Betts, who will earn $27 million in his final season before he hits free agency after 2020, is going to the Los Angeles Dodgers along with lefty David Price, who is owed $96 million over the next three years. Some cash will go from Boston to Los Angeles in the deal, but the Red Sox just traded an MVP and the pitcher who had the second-best ERA in their rotation in 2019.

That gained Boston some payroll flexibility, but is Boston a team in need of that? They were going to go over the luxury tax for the third year in a row, and now they probably will not.
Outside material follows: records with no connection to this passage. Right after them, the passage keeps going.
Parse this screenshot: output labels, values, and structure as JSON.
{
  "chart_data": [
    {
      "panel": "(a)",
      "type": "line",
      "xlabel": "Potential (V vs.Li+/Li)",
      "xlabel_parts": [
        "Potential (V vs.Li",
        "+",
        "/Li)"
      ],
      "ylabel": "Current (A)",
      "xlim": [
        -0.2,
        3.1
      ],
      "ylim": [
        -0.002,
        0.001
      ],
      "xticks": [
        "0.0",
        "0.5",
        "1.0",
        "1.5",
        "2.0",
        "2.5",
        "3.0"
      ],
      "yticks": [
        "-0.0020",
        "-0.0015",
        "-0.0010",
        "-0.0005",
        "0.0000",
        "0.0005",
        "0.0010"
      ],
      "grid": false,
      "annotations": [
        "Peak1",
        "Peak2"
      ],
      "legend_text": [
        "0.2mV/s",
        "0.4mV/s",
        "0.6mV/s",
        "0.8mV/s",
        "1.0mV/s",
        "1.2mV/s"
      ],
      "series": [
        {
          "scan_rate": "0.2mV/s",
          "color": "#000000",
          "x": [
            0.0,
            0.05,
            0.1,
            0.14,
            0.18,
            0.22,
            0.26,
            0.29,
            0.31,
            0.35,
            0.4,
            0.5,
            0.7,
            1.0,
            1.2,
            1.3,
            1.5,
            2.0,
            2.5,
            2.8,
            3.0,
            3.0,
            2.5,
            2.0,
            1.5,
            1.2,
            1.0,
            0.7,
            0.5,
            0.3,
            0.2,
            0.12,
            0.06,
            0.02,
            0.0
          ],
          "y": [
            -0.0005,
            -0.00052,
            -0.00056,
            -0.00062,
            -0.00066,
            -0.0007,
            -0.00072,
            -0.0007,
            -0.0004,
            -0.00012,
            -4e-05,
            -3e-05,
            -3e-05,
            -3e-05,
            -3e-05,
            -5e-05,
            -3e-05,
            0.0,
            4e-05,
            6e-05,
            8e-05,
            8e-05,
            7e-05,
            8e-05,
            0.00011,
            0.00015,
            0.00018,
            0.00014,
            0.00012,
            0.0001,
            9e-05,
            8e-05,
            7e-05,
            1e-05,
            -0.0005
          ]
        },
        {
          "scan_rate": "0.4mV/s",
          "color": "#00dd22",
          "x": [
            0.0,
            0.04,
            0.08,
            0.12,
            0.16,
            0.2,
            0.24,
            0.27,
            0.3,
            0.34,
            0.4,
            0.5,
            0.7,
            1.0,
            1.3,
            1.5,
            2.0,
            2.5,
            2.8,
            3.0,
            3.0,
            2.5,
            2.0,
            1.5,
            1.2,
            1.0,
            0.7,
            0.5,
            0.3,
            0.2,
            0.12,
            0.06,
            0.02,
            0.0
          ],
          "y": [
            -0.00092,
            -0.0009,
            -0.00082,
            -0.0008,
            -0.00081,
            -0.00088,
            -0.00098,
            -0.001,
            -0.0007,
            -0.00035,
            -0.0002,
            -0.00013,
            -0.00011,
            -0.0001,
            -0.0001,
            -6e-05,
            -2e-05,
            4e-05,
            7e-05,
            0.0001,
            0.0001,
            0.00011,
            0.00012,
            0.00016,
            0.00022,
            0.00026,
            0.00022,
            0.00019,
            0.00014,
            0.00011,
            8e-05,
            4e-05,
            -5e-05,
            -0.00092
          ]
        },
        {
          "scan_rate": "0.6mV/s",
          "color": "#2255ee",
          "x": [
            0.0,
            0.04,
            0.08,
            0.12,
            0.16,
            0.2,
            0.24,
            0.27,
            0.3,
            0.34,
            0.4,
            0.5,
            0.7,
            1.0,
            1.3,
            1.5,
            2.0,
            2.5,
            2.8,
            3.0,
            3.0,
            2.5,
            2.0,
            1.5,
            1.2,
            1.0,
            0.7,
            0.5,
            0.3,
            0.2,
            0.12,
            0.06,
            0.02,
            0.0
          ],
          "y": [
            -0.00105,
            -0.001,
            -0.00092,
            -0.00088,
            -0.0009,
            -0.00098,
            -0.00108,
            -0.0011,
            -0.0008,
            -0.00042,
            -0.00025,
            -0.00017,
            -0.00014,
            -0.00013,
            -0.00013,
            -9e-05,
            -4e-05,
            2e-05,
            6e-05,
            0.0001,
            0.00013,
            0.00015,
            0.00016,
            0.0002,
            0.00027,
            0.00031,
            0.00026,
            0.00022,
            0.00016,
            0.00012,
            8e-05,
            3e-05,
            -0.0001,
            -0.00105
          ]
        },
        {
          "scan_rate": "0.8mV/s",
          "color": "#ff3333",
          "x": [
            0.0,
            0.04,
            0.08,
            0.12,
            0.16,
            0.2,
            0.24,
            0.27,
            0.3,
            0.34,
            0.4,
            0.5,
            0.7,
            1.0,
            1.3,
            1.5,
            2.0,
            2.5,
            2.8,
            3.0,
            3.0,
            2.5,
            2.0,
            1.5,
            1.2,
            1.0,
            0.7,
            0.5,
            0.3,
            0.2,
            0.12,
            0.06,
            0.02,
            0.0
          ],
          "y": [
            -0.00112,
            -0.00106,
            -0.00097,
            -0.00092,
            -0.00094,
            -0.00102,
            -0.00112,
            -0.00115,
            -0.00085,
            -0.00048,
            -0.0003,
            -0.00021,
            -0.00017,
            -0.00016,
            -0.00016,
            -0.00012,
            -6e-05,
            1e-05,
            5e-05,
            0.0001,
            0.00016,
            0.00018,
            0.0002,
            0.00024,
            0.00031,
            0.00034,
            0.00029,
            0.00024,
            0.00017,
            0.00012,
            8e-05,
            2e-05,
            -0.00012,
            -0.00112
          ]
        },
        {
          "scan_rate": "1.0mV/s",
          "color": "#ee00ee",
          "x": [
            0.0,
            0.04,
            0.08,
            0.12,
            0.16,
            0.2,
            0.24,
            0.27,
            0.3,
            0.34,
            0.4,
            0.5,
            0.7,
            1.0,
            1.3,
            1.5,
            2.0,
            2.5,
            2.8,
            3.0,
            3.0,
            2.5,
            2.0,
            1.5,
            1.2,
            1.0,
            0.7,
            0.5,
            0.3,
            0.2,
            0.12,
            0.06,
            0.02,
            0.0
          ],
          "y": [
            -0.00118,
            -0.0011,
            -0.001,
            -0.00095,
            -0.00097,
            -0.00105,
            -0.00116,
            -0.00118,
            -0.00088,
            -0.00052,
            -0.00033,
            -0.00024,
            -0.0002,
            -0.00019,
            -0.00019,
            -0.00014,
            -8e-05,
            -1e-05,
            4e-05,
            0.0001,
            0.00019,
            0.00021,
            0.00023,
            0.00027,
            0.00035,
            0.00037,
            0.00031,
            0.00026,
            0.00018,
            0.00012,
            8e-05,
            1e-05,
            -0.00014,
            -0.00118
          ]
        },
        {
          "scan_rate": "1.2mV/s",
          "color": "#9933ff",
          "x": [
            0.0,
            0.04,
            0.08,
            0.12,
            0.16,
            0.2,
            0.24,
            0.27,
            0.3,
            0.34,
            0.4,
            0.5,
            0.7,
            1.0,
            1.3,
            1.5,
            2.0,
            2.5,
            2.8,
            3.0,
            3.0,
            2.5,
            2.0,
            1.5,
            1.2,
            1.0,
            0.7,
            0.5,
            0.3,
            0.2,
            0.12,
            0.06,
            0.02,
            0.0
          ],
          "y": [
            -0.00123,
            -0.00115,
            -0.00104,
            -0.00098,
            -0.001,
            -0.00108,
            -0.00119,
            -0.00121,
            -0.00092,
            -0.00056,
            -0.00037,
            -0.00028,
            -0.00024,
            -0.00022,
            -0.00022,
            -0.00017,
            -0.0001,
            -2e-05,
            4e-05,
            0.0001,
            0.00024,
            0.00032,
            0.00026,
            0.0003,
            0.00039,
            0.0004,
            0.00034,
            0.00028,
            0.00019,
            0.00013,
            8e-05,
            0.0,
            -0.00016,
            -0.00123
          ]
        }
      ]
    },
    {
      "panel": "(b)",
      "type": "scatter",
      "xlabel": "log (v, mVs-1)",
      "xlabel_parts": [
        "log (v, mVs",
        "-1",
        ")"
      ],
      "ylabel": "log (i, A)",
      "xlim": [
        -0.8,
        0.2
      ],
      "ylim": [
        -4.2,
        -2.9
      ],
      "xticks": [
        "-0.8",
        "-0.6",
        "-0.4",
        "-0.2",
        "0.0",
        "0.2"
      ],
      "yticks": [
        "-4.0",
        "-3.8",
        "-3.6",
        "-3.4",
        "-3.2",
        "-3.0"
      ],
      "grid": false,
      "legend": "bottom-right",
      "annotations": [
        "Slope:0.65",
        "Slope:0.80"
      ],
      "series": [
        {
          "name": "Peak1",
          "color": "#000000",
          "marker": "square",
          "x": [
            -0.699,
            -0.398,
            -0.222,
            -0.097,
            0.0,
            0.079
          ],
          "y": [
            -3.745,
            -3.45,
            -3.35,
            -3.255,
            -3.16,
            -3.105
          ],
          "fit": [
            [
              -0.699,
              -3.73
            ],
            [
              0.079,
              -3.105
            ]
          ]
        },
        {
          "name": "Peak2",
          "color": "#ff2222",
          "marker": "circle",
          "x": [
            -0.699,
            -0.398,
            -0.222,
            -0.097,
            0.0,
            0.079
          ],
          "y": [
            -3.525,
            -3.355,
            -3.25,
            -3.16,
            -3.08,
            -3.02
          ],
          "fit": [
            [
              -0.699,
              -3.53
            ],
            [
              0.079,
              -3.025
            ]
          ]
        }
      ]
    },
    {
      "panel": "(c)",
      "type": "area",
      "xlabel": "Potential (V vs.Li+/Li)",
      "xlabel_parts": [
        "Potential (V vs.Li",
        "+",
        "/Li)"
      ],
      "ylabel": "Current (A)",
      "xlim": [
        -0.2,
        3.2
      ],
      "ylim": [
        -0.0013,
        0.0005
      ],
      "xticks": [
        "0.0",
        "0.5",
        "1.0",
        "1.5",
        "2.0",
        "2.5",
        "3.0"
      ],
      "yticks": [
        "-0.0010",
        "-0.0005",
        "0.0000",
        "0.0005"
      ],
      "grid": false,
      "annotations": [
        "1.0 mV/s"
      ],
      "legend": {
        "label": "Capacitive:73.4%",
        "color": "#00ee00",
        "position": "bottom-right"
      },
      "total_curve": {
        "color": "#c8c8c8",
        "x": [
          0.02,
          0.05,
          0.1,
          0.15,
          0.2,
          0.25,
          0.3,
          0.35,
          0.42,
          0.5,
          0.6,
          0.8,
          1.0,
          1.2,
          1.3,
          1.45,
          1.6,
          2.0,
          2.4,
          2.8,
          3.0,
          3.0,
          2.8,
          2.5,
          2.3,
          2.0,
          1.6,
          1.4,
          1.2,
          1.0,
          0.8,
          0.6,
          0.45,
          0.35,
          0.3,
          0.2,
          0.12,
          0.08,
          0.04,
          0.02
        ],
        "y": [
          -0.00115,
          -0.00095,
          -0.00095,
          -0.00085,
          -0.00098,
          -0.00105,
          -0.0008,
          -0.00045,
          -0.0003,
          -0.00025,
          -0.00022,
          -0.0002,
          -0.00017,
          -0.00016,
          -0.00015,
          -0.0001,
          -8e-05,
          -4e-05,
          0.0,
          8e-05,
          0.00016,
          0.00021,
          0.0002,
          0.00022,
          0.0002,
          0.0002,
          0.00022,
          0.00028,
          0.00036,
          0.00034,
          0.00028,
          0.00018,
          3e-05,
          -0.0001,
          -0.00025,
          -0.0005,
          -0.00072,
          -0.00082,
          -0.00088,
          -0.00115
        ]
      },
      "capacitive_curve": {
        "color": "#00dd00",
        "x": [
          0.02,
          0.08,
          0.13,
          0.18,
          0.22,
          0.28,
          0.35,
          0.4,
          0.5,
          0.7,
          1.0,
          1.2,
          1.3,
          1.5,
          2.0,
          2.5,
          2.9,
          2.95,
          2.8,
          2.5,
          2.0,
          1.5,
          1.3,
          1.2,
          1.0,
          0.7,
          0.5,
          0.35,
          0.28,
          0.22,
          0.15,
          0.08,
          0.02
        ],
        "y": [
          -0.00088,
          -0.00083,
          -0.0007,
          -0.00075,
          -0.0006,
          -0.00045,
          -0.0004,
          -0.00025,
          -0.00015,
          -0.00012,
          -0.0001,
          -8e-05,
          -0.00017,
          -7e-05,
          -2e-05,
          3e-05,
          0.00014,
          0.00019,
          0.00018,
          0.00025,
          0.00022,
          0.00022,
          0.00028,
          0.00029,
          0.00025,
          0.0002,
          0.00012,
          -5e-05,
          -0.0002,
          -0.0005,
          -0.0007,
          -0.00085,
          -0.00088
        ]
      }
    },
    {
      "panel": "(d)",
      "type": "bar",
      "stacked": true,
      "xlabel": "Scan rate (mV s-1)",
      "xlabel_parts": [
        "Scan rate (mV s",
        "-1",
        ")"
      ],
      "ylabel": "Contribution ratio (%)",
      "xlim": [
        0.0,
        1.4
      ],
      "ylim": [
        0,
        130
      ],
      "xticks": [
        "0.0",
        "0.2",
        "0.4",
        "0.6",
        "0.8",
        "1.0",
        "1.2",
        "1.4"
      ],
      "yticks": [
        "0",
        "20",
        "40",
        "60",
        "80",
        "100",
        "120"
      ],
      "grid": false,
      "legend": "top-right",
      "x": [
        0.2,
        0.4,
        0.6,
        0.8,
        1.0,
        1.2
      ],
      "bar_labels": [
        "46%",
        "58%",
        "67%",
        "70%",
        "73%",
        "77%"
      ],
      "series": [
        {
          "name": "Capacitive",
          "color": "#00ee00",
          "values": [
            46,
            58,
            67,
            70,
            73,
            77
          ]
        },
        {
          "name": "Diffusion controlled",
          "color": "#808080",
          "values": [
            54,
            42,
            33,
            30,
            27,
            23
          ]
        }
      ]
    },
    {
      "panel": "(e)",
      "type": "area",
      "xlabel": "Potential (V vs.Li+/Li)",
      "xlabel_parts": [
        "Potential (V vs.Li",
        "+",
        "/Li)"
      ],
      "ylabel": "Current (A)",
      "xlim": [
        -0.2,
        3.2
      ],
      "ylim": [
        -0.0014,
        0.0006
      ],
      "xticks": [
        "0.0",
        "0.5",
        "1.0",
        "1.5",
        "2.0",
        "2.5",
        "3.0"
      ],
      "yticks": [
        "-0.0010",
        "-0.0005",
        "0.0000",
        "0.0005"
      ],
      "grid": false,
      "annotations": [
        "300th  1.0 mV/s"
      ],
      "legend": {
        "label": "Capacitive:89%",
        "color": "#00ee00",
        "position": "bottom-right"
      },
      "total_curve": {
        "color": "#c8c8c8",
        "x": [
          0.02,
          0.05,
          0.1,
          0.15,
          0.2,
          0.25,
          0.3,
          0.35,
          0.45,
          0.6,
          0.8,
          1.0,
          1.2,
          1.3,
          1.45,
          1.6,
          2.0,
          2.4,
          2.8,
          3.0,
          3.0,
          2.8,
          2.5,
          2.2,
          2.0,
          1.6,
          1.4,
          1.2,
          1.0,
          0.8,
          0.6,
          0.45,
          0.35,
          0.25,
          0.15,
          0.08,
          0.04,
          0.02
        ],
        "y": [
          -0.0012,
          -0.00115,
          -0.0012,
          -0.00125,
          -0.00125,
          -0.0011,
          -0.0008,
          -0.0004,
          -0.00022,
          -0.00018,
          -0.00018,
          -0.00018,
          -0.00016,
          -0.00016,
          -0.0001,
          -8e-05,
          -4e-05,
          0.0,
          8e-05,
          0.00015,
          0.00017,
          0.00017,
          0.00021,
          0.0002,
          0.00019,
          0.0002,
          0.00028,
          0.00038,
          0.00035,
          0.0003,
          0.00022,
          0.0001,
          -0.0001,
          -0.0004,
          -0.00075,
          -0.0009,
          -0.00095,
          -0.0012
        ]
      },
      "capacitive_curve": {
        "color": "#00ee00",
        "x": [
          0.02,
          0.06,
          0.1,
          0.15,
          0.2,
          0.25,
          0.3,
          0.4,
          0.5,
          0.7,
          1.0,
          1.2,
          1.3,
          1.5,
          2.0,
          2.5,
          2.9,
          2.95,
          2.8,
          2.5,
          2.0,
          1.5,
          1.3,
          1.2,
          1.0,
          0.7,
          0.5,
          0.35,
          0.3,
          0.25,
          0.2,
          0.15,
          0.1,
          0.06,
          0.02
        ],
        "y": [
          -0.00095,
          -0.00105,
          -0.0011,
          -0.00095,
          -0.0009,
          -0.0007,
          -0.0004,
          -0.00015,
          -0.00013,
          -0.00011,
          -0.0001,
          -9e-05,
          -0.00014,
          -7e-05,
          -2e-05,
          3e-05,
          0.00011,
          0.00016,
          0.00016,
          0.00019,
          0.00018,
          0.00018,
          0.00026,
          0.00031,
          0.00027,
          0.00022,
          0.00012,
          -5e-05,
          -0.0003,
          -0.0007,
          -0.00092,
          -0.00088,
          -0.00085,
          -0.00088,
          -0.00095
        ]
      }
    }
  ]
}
But they also seemed to feel they could not sign Betts long-term, so they cut bait now.

It was a three-team deal, with Boston getting young outfielder Alex Verdugo from the Dodgers and pitching prospect Brusdar Graterol from Minnesota, who was ranked No. 60 recently in Baseball America's top 100. He can touch 100 mph and has what some scouts grade as an 80 fastball, but he also had Tommy John surgery in 2016 and missed time last year with shoulder soreness. Verdugo, who posted an .817 OPS at age 23, does have five years of team control left. So the Red Sox gave up a top player and a solid, yet very expensive pitcher for young talent, the opposite of a deal we see from most contenders.

Los Angeles added two key players in an attempt to end several years of October frustrations. For all their winning in recent years, the Dodgers' last World Series title was in 1988.

The Twins quietly did pretty well, it appears, adding right-hander Kenta Maeda from the Dodgers. Maeda has posted a 3.87 ERA the last four years. The Twins, who won 101 games last season, have now added Maeda, along with Josh Donaldson, Jake Odorizzi, Homer Bailey and Sergio Romo, among others.

No Mookie in Boston? Yep, it's true.